3. Vanguard has made no attempt to demonstrate that its proposed service would be operationally and financially viable or that the markets will support its entry.

 

TWA Answer

Page 3

 

It is already operating in both the Kansas City and Pittsburgh - New York markets with two flights per day in each, and could, at least, have presented the Department with figures on its traffic and load factors. However, it has not done so. In view of Vanguard's current dismal financial record, it is difficult to believe that any of its operations are financially viable. By December 1996, Vanguard had an accumulated deficit of about $41.4 million and its stock had been delisted from the NASDAQ stock market. During the first nine months of 1997, it lost an additional $21.7 million on gross revenues of $62.5 million, compared to an $11.4 million loss for the comparable period of 1996. Thus, Vanguard's net loss was approximately 1/3 of its total revenue. Vanguard has also suffered from revolving door management. It is on its third Chief Executive Officer since October 1996. Under these circumstances, Vanguard must do more than file a simple request for a slot. It should provide its historic traffic and load factors on the Kansas City and Pittsburgh - New York flights that it has already operated, a historic P&L, and a forecast demonstrating the financial viability of the routes.

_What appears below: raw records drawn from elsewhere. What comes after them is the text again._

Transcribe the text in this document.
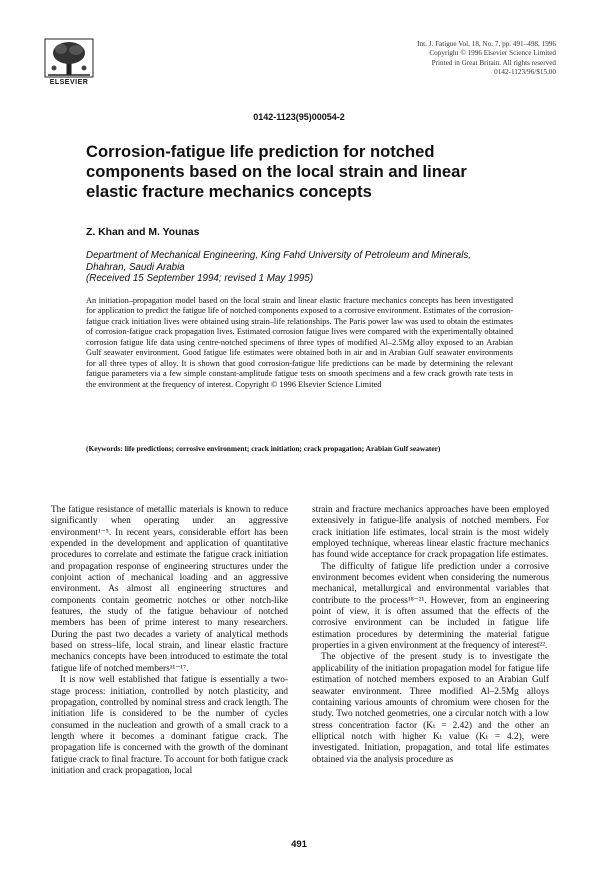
ELSEVIER
Int. J. Fatigue Vol. 18, No. 7, pp. 491–498, 1996
Copyright © 1996 Elsevier Science Limited
Printed in Great Britain. All rights reserved
0142-1123/96/$15.00
0142-1123(95)00054-2
Corrosion-fatigue life prediction for notched components based on the local strain and linear elastic fracture mechanics concepts
Z. Khan and M. Younas
Department of Mechanical Engineering, King Fahd University of Petroleum and Minerals, Dhahran, Saudi Arabia
(Received 15 September 1994; revised 1 May 1995)

An initiation–propagation model based on the local strain and linear elastic fracture mechanics concepts has been investigated for application to predict the fatigue life of notched components exposed to a corrosive environment. Estimates of the corrosion-fatigue crack initiation lives were obtained using strain–life relationships. The Paris power law was used to obtain the estimates of corrosion-fatigue crack propagation lives. Estimated corrosion fatigue lives were compared with the experimentally obtained corrosion fatigue life data using centre-notched specimens of three types of modified Al–2.5Mg alloy exposed to an Arabian Gulf seawater environment. Good fatigue life estimates were obtained both in air and in Arabian Gulf seawater environments for all three types of alloy. It is shown that good corrosion-fatigue life predictions can be made by determining the relevant fatigue parameters via a few simple constant-amplitude fatigue tests on smooth specimens and a few crack growth rate tests in the environment at the frequency of interest. Copyright © 1996 Elsevier Science Limited

(Keywords: life predictions; corrosive environment; crack initiation; crack propagation; Arabian Gulf seawater)

The fatigue resistance of metallic materials is known to reduce significantly when operating under an aggressive environment¹⁻⁵. In recent years, considerable effort has been expended in the development and application of quantitative procedures to correlate and estimate the fatigue crack initiation and propagation response of engineering structures under the conjoint action of mechanical loading and an aggressive environment. As almost all engineering structures and components contain geometric notches or other notch-like features, the study of the fatigue behaviour of notched members has been of prime interest to many researchers. During the past two decades a variety of analytical methods based on stress–life, local strain, and linear elastic fracture mechanics concepts have been introduced to estimate the total fatigue life of notched members¹¹⁻¹⁷.

It is now well established that fatigue is essentially a two-stage process: initiation, controlled by notch plasticity, and propagation, controlled by nominal stress and crack length. The initiation life is considered to be the number of cycles consumed in the nucleation and growth of a small crack to a length where it becomes a dominant fatigue crack. The propagation life is concerned with the growth of the dominant fatigue crack to final fracture. To account for both fatigue crack initiation and crack propagation, local

strain and fracture mechanics approaches have been employed extensively in fatigue-life analysis of notched members. For crack initiation life estimates, local strain is the most widely employed technique, whereas linear elastic fracture mechanics has found wide acceptance for crack propagation life estimates.

The difficulty of fatigue life prediction under a corrosive environment becomes evident when considering the numerous mechanical, metallurgical and environmental variables that contribute to the process¹⁸⁻²¹. However, from an engineering point of view, it is often assumed that the effects of the corrosive environment can be included in fatigue life estimation procedures by determining the material fatigue properties in a given environment at the frequency of interest²².

The objective of the present study is to investigate the applicability of the initiation propagation model for fatigue life estimation of notched members exposed to an Arabian Gulf seawater environment. Three modified Al–2.5Mg alloys containing various amounts of chromium were chosen for the study. Two notched geometries, one a circular notch with a low stress concentration factor (Kₜ = 2.42) and the other an elliptical notch with higher Kₜ value (Kₜ = 4.2), were investigated. Initiation, propagation, and total life estimates obtained via the analysis procedure as

491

4. The Department's next criteria is that it will place a premium upon the introduction of new nonstop service where none exists. However, as Vanguard's exhibits demonstrate, there is ample nonstop service between Kansas City and New York. From Kansas City to New York, there are currently 10 weekday nonstop flights by Continental, US Air, Midwest Express, and Vanguard (Vanguard Ex. C). While most of these flights are to LaGuardia and Newark, there is no basis for arguing that

 

TWA Answer

Page 4

 

JFK - Kansas City is a separate market from the rest of New York - Kansas City. Clearly all three airports serve the local New York - Kansas City traffic. There is even more nonstop service between Pittsburgh and the New York airports, including numerous flights to Kennedy. US Airways, with a Pittsburgh hub, offers 15 daily jet services to the New York area (Vanguard Ex. E).

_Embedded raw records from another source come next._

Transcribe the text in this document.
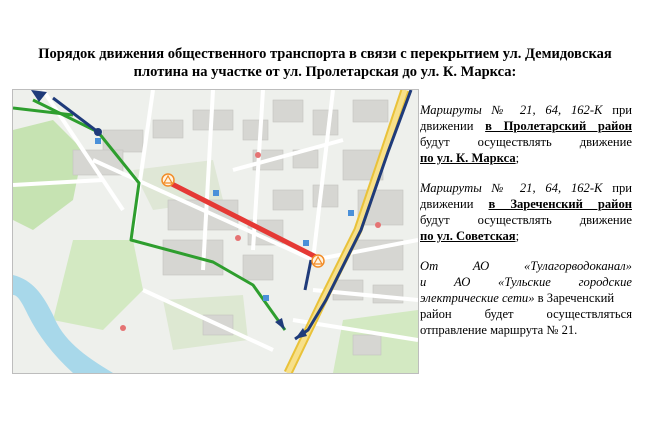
Порядок движения общественного транспорта в связи с перекрытием ул. Демидовская
плотина на участке от ул. Пролетарская до ул. К. Маркса:
Маршруты № 21, 64, 162-К при
движении в Пролетарский район
будут осуществлять движение
по ул. К. Маркса;
Маршруты № 21, 64, 162-К при
движении в Зареченский район
будут осуществлять движение
по ул. Советская;
От АО	«Тулагорводоканал»
и АО «Тульские городские
электрические сети» в Зареченский
район будет осуществляться
отправление маршрута № 21.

5. The Department will also consider new competitive services, especially by low-fare carriers, where there is single carrier service and the market could support entry or where existing services do not provide meaningful price competition. These criteria do not apply to New York - Kansas City where, as Vanguard's exhibits show, both Vanguard and existing carriers offer a wide variety of fares (Vanguard Ex. J). Pittsburgh, like Kansas City, has a wide variety of low, normal, and promotional fares available. We should also note that the Vanguard exhibit does not include many other promotional fares offered by other airlines (Ex. J. note).

6. Vanguard should not be allowed free slots at JFK when it has not made a serious attempt to acquire or lease existing slots. While it did appear at the January 27, 1998 industry meeting, and applied for slots, it did not, as far as TWA knows, attempt to acquire slots by lease. It has never contacted TWA with a request to lease slots. Vanguard has made no showing that the cost of leasing slots at JFK would be

 

TWA Answer

Page 5

 

prohibitive, and it should not be awarded slots on the basis of the limited presentation it has made in its application.

WHEREFORE, TWA respectfully requests that Vanguard's application be denied.

 

Respectfully submitted,

Richard J. Fahy, Jr.

Attorney for Trans World Airlines, Inc.